We are a society obsessed with talking about employees and entrepreneurs who “love their job.” They are the poster boys and girls who prove that when we’re passionate in what we do, we excel.
The painful reality, however, is that just like pursuing a partner in life, not all of us will be lucky to find a job we can call “The One.” Many of us will be paid for a job we love doing, but will eventually lose the spark that once ignited it. The causes for the latter are aplenty: a major life experience that changes you, a boss who micromanages, or boredom out of doing the same things for years.
What do you do when you start losing the love you once had for your job? Here are 4 tips to consider.
1. Evolve in your job the way you want to love it.
Our employment contracts define our job description, but they’re also not cast in stone. You may have noticed that re-organizational changes happen more frequently in this digital age to keep up with business. It is this same “open and ambiguous space” that allows many employees to tweak certain parts of their job to find meaning and purpose. We call this as “job crafting.”
I had an extroverted colleague, Julian, who excelled as an accountant in the company I worked for years back. Julian also found his finance department as too quiet and “less happening.” But he was resourceful enough to find his stimuli: he volunteered to organize company parties, and he hosted the townhall meetings. Over time, his boss assigned him to organize finance literacy workshops for sales employees. Today, he’s helping in the development of a finance software with the IT department.
Job crafting entails being proactive and deliberate in shaping your career path. It’s understanding that while your boss, the HR department, or the management have your interests at heart, there’s no one else who can speak up for what you want in your career but yourself.
2. Explore a different department, team, project, or boss in the same company.
Rediscovering your passion for work doesn’t mean you should quit your job.
Here’s my proposition: You don’t need to climb a new mountain to reach a peak. Sometimes, you just need to look for a different route to get to the top. You can stay in the same organization, but perhaps you just need to move somewhere: a new department, a new assignment, or a new boss. Ask yourself thoroughly: Am I losing the flame because I don’t like what I’m doing per se, or could it be that the people or my surroundings are the ones causing me to hate it?

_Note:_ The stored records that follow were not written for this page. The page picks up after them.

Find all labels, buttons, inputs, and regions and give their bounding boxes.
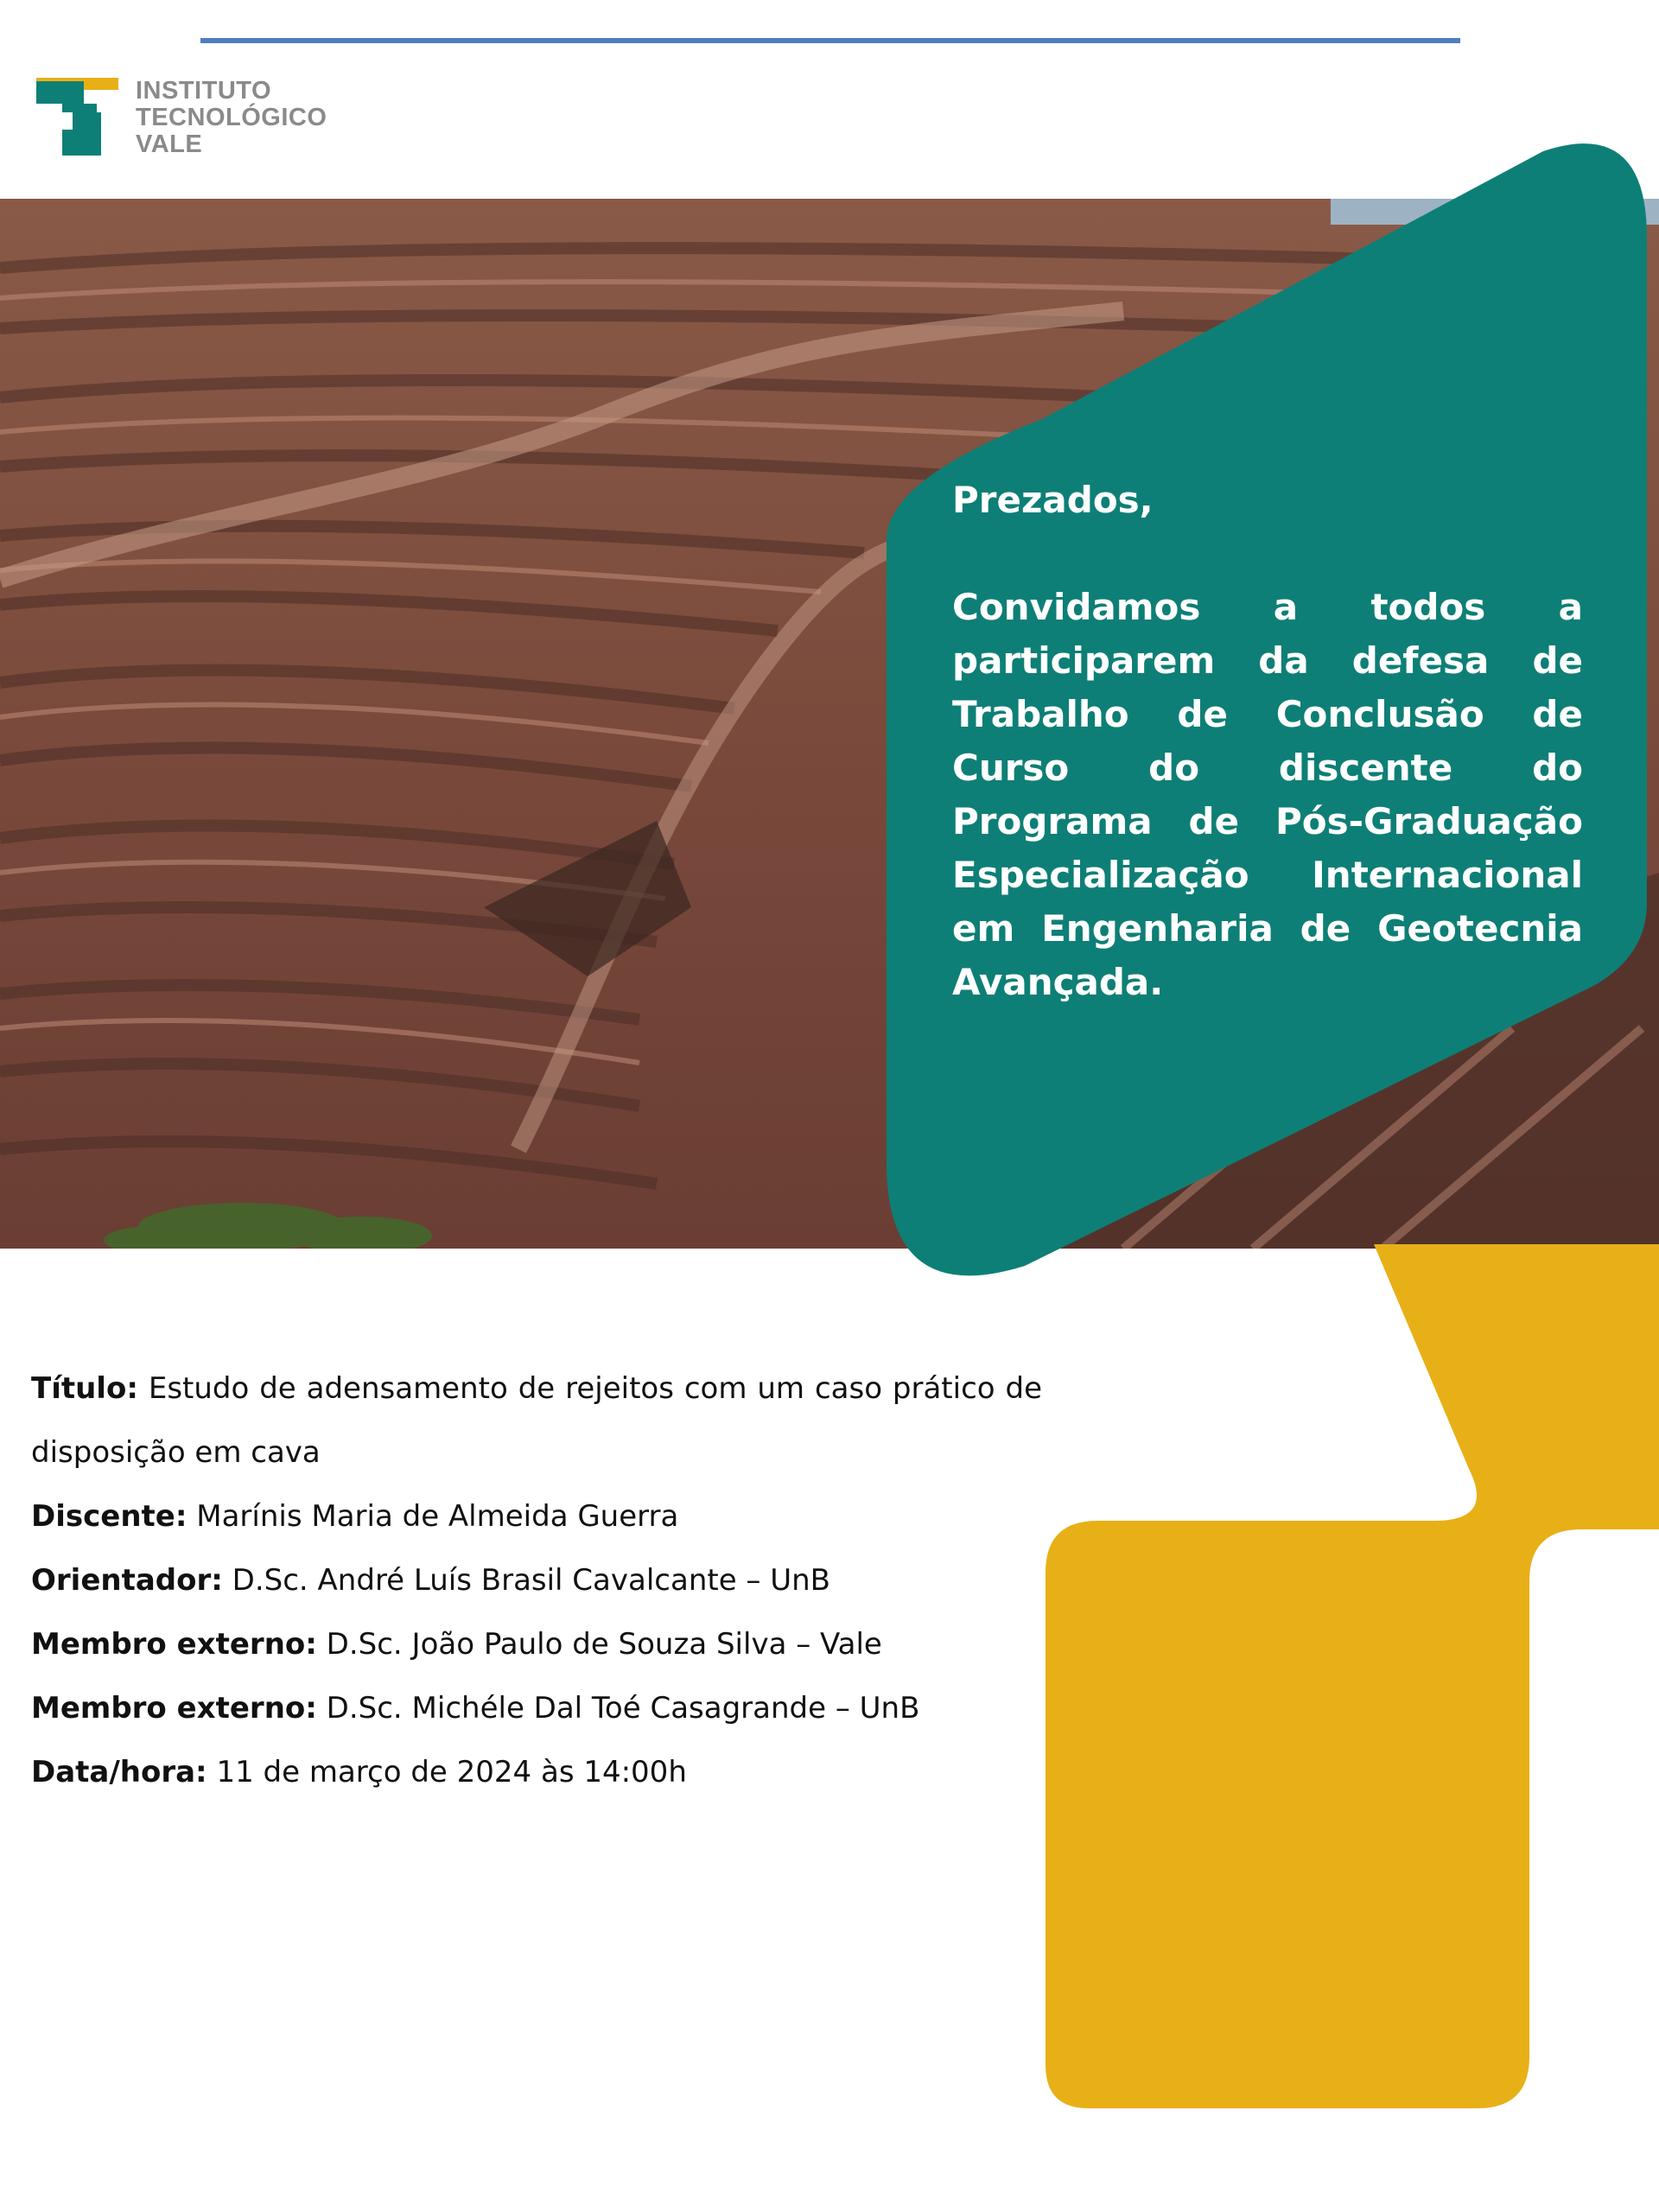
gold-accent-shape <box>1028 1244 1659 2117</box>
detail-orientador <box>31 1548 1042 1612</box>
data-label: Data/hora: <box>31 1755 207 1789</box>
orientador-value: D.Sc. André Luís Brasil Cavalcante – UnB <box>232 1563 830 1598</box>
detail-titulo <box>31 1357 1042 1484</box>
orientador-label: Orientador: <box>31 1563 223 1598</box>
detail-data-hora <box>31 1740 1042 1804</box>
greeting: Prezados, <box>952 479 1154 521</box>
logo-line-2: TECNOLÓGICO <box>136 104 327 131</box>
discente-value: Marínis Maria de Almeida Guerra <box>196 1499 679 1534</box>
detail-discente <box>31 1484 1042 1548</box>
top-rule <box>200 38 1460 43</box>
membro2-label: Membro externo: <box>31 1691 317 1726</box>
membro1-label: Membro externo: <box>31 1627 317 1662</box>
titulo-value: Estudo de adensamento de rejeitos com um caso prático de disposição em cava <box>31 1371 1042 1470</box>
detail-membro-externo-2 <box>31 1676 1042 1740</box>
invitation-body: Convidamos a todos a participarem da defesa de Trabalho de Conclusão de Curso do discente do Programa de Pós-Graduação Especialização Internacional em Engenharia de Geotecnia Avançada. <box>952 586 1583 1003</box>
institute-logo <box>36 78 347 164</box>
logo-line-3: VALE <box>136 130 203 158</box>
membro2-value: D.Sc. Michéle Dal Toé Casagrande – UnB <box>326 1691 920 1726</box>
gold-shape-graphic <box>1028 1244 1659 2117</box>
itv-logo-icon <box>36 78 123 156</box>
invitation-text <box>952 474 1583 1009</box>
discente-label: Discente: <box>31 1499 188 1534</box>
membro1-value: D.Sc. João Paulo de Souza Silva – Vale <box>326 1627 882 1662</box>
logo-line-1: INSTITUTO <box>136 77 272 105</box>
titulo-label: Título: <box>31 1371 138 1406</box>
detail-membro-externo-1 <box>31 1612 1042 1676</box>
data-value: 11 de março de 2024 às 14:00h <box>216 1755 687 1789</box>
logo-wordmark <box>136 78 327 158</box>
defense-details <box>31 1357 1042 1804</box>
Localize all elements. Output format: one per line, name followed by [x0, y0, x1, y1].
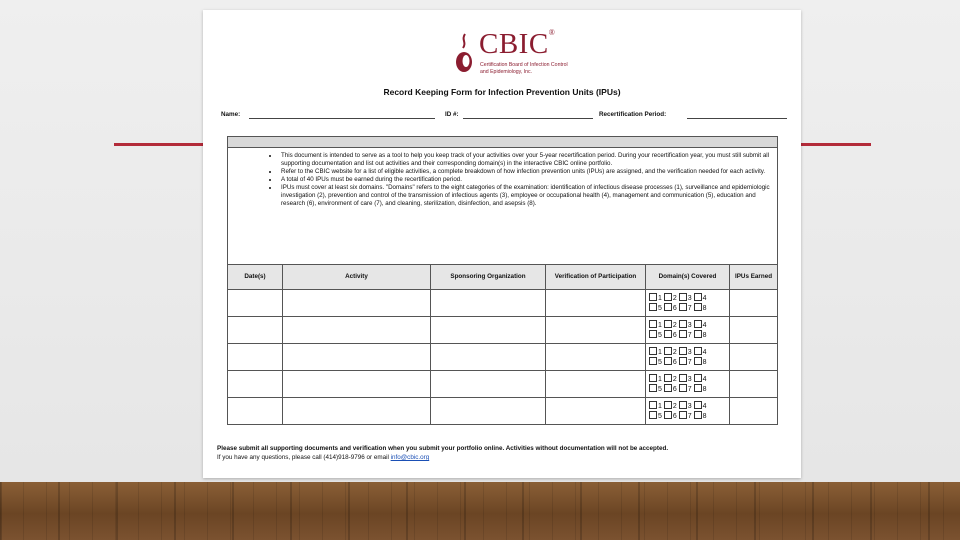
- domain-checkbox[interactable]: [694, 303, 702, 311]
- domain-number: 4: [702, 402, 707, 410]
- form-title: Record Keeping Form for Infection Prevention Units (IPUs): [383, 87, 621, 97]
- domain-number: 7: [687, 305, 692, 312]
- instructions-list: [228, 152, 777, 208]
- cbic-logo-icon: [453, 32, 475, 74]
- domain-number: 8: [702, 359, 707, 366]
- domain-number: 1: [658, 321, 662, 329]
- domain-number: 7: [687, 359, 692, 366]
- table-row: [228, 371, 778, 398]
- domain-number: 6: [672, 413, 677, 420]
- instruction-item: • This document is intended to serve as a tool to help you keep track of your activities over your 5-year recertification period. During your recertification year, you must still submit all supporting documentation and list out activities and their corresponding domain(s) in the interactive CBIC online portfolio.: [279, 152, 777, 168]
- domain-checkbox[interactable]: [679, 303, 687, 311]
- domain-checkbox[interactable]: [649, 374, 657, 382]
- domain-checkbox[interactable]: [679, 347, 687, 355]
- activity-cell[interactable]: [283, 317, 431, 344]
- domain-checkbox[interactable]: [664, 320, 672, 328]
- domain-checkbox-line: [649, 411, 729, 422]
- verification-cell[interactable]: [546, 317, 646, 344]
- domain-checkbox[interactable]: [664, 357, 672, 365]
- domain-number: 2: [672, 402, 677, 410]
- domain-checkbox-line: [649, 303, 729, 314]
- col-activity: Activity: [283, 265, 431, 290]
- col-sponsoring-organization: Sponsoring Organization: [431, 265, 546, 290]
- domain-number: 3: [687, 321, 692, 329]
- domain-number: 5: [658, 413, 662, 420]
- domain-number: 2: [672, 321, 677, 329]
- date-cell[interactable]: [228, 290, 283, 317]
- domain-checkbox[interactable]: [694, 401, 702, 409]
- sponsor-cell[interactable]: [431, 344, 546, 371]
- domain-number: 6: [672, 332, 677, 339]
- domain-number: 8: [702, 413, 707, 420]
- activity-table: [227, 136, 778, 425]
- table-row: [228, 344, 778, 371]
- activity-cell[interactable]: [283, 371, 431, 398]
- domain-checkbox[interactable]: [679, 401, 687, 409]
- name-label: Name:: [221, 111, 241, 118]
- domain-number: 4: [702, 348, 707, 356]
- verification-cell[interactable]: [546, 290, 646, 317]
- domain-number: 1: [658, 402, 662, 410]
- activity-cell[interactable]: [283, 344, 431, 371]
- domain-number: 8: [702, 332, 707, 339]
- footer-contact: [217, 453, 792, 462]
- date-cell[interactable]: [228, 317, 283, 344]
- wood-floor: [0, 482, 960, 540]
- domain-number: 3: [687, 348, 692, 356]
- date-cell[interactable]: [228, 371, 283, 398]
- domain-number: 2: [672, 375, 677, 383]
- table-row: [228, 290, 778, 317]
- domain-number: 3: [687, 294, 692, 302]
- domain-checkbox[interactable]: [679, 384, 687, 392]
- col-ipus: IPUs Earned: [730, 265, 778, 290]
- form-fields: [221, 111, 787, 125]
- domain-number: 5: [658, 305, 662, 312]
- ipus-cell[interactable]: [730, 398, 778, 425]
- domain-checkbox-line: [649, 401, 729, 412]
- domains-cell: [646, 317, 730, 344]
- domains-cell: [646, 344, 730, 371]
- domain-number: 1: [658, 348, 662, 356]
- instruction-item: • A total of 40 IPUs must be earned during the recertification period.: [279, 176, 777, 184]
- domain-checkbox[interactable]: [664, 374, 672, 382]
- domain-checkbox[interactable]: [649, 293, 657, 301]
- contact-text: If you have any questions, please call (414)918-9796 or email: [217, 454, 389, 461]
- verification-cell[interactable]: [546, 371, 646, 398]
- domain-checkbox[interactable]: [694, 347, 702, 355]
- domain-checkbox[interactable]: [694, 357, 702, 365]
- domains-cell: [646, 290, 730, 317]
- domain-checkbox-line: [649, 293, 729, 304]
- col-dates: Date(s): [228, 265, 283, 290]
- domain-number: 4: [702, 294, 707, 302]
- domain-number: 1: [658, 294, 662, 302]
- domain-checkbox[interactable]: [664, 303, 672, 311]
- accent-line-right: [801, 143, 871, 146]
- sponsor-cell[interactable]: [431, 371, 546, 398]
- domain-checkbox[interactable]: [679, 330, 687, 338]
- domain-checkbox[interactable]: [649, 347, 657, 355]
- domain-checkbox[interactable]: [679, 374, 687, 382]
- sponsor-cell[interactable]: [431, 290, 546, 317]
- domain-number: 5: [658, 386, 662, 393]
- domain-checkbox[interactable]: [649, 411, 657, 419]
- domain-checkbox[interactable]: [664, 330, 672, 338]
- ipus-cell[interactable]: [730, 290, 778, 317]
- column-header-row: [228, 265, 778, 290]
- domain-checkbox[interactable]: [664, 384, 672, 392]
- table-body: [228, 290, 778, 425]
- domain-checkbox[interactable]: [664, 293, 672, 301]
- domain-checkbox[interactable]: [694, 384, 702, 392]
- domain-checkbox[interactable]: [664, 411, 672, 419]
- activity-cell[interactable]: [283, 290, 431, 317]
- domain-number: 3: [687, 375, 692, 383]
- table-header-bar: [228, 137, 778, 148]
- domain-number: 1: [658, 375, 662, 383]
- sponsor-cell[interactable]: [431, 398, 546, 425]
- email-link[interactable]: info@cbic.org: [390, 454, 430, 461]
- id-field[interactable]: [463, 118, 593, 119]
- logo-subtitle: Certification Board of Infection Control and Epidemiology, Inc.: [480, 62, 568, 75]
- table-row: [228, 398, 778, 425]
- ipus-cell[interactable]: [730, 344, 778, 371]
- domain-checkbox[interactable]: [664, 401, 672, 409]
- domain-number: 5: [658, 359, 662, 366]
- domain-checkbox[interactable]: [694, 374, 702, 382]
- ipus-cell[interactable]: [730, 317, 778, 344]
- domain-checkbox[interactable]: [694, 293, 702, 301]
- domain-checkbox[interactable]: [679, 293, 687, 301]
- verification-cell[interactable]: [546, 398, 646, 425]
- domain-checkbox-line: [649, 330, 729, 341]
- form-footer: [217, 444, 792, 462]
- cbic-logo: [453, 28, 568, 88]
- table-row: [228, 317, 778, 344]
- domain-number: 7: [687, 332, 692, 339]
- domain-checkbox[interactable]: [694, 411, 702, 419]
- instructions-cell: [228, 148, 778, 265]
- domain-checkbox[interactable]: [694, 330, 702, 338]
- domain-checkbox[interactable]: [694, 320, 702, 328]
- domain-checkbox[interactable]: [679, 411, 687, 419]
- period-label: Recertification Period:: [599, 111, 667, 118]
- domain-number: 4: [702, 375, 707, 383]
- domain-checkbox[interactable]: [679, 357, 687, 365]
- date-cell[interactable]: [228, 344, 283, 371]
- domain-number: 5: [658, 332, 662, 339]
- name-field[interactable]: [249, 118, 435, 119]
- footer-note: Please submit all supporting documents and verification when you submit your portfolio online. Activities without documentation will not be accepted.: [217, 445, 669, 452]
- record-keeping-form: [203, 10, 801, 478]
- domain-number: 7: [687, 386, 692, 393]
- domain-checkbox-line: [649, 347, 729, 358]
- sponsor-cell[interactable]: [431, 317, 546, 344]
- domain-number: 2: [672, 294, 677, 302]
- domain-checkbox[interactable]: [649, 384, 657, 392]
- domain-checkbox[interactable]: [649, 357, 657, 365]
- domain-number: 8: [702, 386, 707, 393]
- domain-checkbox-line: [649, 320, 729, 331]
- instruction-item: • IPUs must cover at least six domains. "Domains" refers to the eight categories of the examination: identification of infectious disease processes (1), surveillance and epidemiologic investigation (2), prevention and control of the transmission of infectious agents (3), employee or occupational health (4), management and communication (5), education and research (6), environment of care (7), and cleaning, sterilization, disinfection, and asepsis (8).: [279, 184, 777, 208]
- id-label: ID #:: [445, 111, 459, 118]
- domain-number: 4: [702, 321, 707, 329]
- domain-number: 6: [672, 386, 677, 393]
- domain-checkbox-line: [649, 384, 729, 395]
- domain-checkbox-line: [649, 357, 729, 368]
- instructions-row: [228, 148, 778, 265]
- domains-cell: [646, 398, 730, 425]
- domain-number: 8: [702, 305, 707, 312]
- domain-number: 2: [672, 348, 677, 356]
- verification-cell[interactable]: [546, 344, 646, 371]
- instruction-item: • Refer to the CBIC website for a list of eligible activities, a complete breakdown of how infection prevention units (IPUs) are assigned, and the verification needed for each activity.: [279, 168, 777, 176]
- col-domains: Domain(s) Covered: [646, 265, 730, 290]
- domain-number: 6: [672, 305, 677, 312]
- col-verification: Verification of Participation: [546, 265, 646, 290]
- domain-checkbox[interactable]: [679, 320, 687, 328]
- period-field[interactable]: [687, 118, 787, 119]
- ipus-cell[interactable]: [730, 371, 778, 398]
- logo-wordmark: CBIC®: [479, 28, 556, 60]
- domain-number: 6: [672, 359, 677, 366]
- date-cell[interactable]: [228, 398, 283, 425]
- activity-cell[interactable]: [283, 398, 431, 425]
- domain-checkbox[interactable]: [664, 347, 672, 355]
- domain-number: 3: [687, 402, 692, 410]
- domain-checkbox[interactable]: [649, 401, 657, 409]
- accent-line-left: [114, 143, 204, 146]
- domain-checkbox-line: [649, 374, 729, 385]
- domains-cell: [646, 371, 730, 398]
- domain-checkbox[interactable]: [649, 330, 657, 338]
- domain-checkbox[interactable]: [649, 303, 657, 311]
- domain-checkbox[interactable]: [649, 320, 657, 328]
- domain-number: 7: [687, 413, 692, 420]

My sales colleague Allan once felt that he wasn’t enjoying his job anymore because it was becoming
“too easy,” and yet he knew that selling was the only thing he wanted to do in life. I asked him: Have you considered requesting for a territory change so you can face a new set of customers and competitors? He did, and got thrilled selling to a new audience that he had to study, and a new boss that he had to build a relationship with. Allan is a competitive guy, and he simply needed to be challenged again to spark engagement.
3. Find your outlet: Pursue projects outside of work.
You might also be asking the wrong question in life: Should you really force yourself to love this job, or can you go through this journey with a less involved relationship that gets you by? If your answer is the latter, you’re not inferior to the rest, but understand that this happens to many of us. Continue doing good in your job, but focus your love and energy more on something else: a sport, a hobby, a community, or a business that serves as an outlet for that skill or creativity you’ve wanted to unleash.
My friend Angela who serves as an operations manager for a manufacturing plant isn’t the biggest fan of her job. She thinks that many of her direct reports are undertrained, and that she’s lifting weights for almost everyone. But her company pays her well, and she’s been saving up to finance a startup business she’s been dreaming to launch in the next 5 years. In her current role, she also gets to stretch her leadership skills, which will surely be handy when she starts hiring her own employees. Angela may not be too happy with her job, but she’s happy whenever she imagines what’s going to come out of it.
4. View your job as a means and not as the end goal for happiness.
Many employees don’t desire high-powered careers because they believe that something else is more important in life. And there’s nothing wrong with this perspective as long as you don’t compromise your job. What matters is understanding what’s important to you today. Is it your family? Your health? Your personal relationships? If you value these things more than your career, then look at your job as a means to achieve them, not as an end.
I once reported to the most hard-working manager who had the potential to become the next CEO. When asked about her plans for promotion, she candidly said that she didn’t want it. She was single at the age of 47 and didn’t want any more responsibilities and stress. What she wanted was to spend more time off traveling and meeting people, perhaps a lifelong partner too. Even if she had the choice of climbing up, she refused to because she was already enjoying her pre-retirement life.
Once I started embracing this alternative mindset, I realized that there are people whose happiness are not defined by their careers, but by how their careers can support the lifestyles they choose to have.
If you really need to have a change of heart
Once you’ve calculated everything, and you strongly feel that none of the above works, the last step is to consider dropping what you do today and finding something new. You can move to a new company, or start a new life journey (e.g. from employment to entrepreneurship, or vice-versa). Remember, however, that these are more costly and risky, so exhaust all solutions first before making that big leap.
At the end of the day, your happiness is what ultimately matters. You don’t live so you can work, you work so you can live and enjoy what life has to offer. Good luck!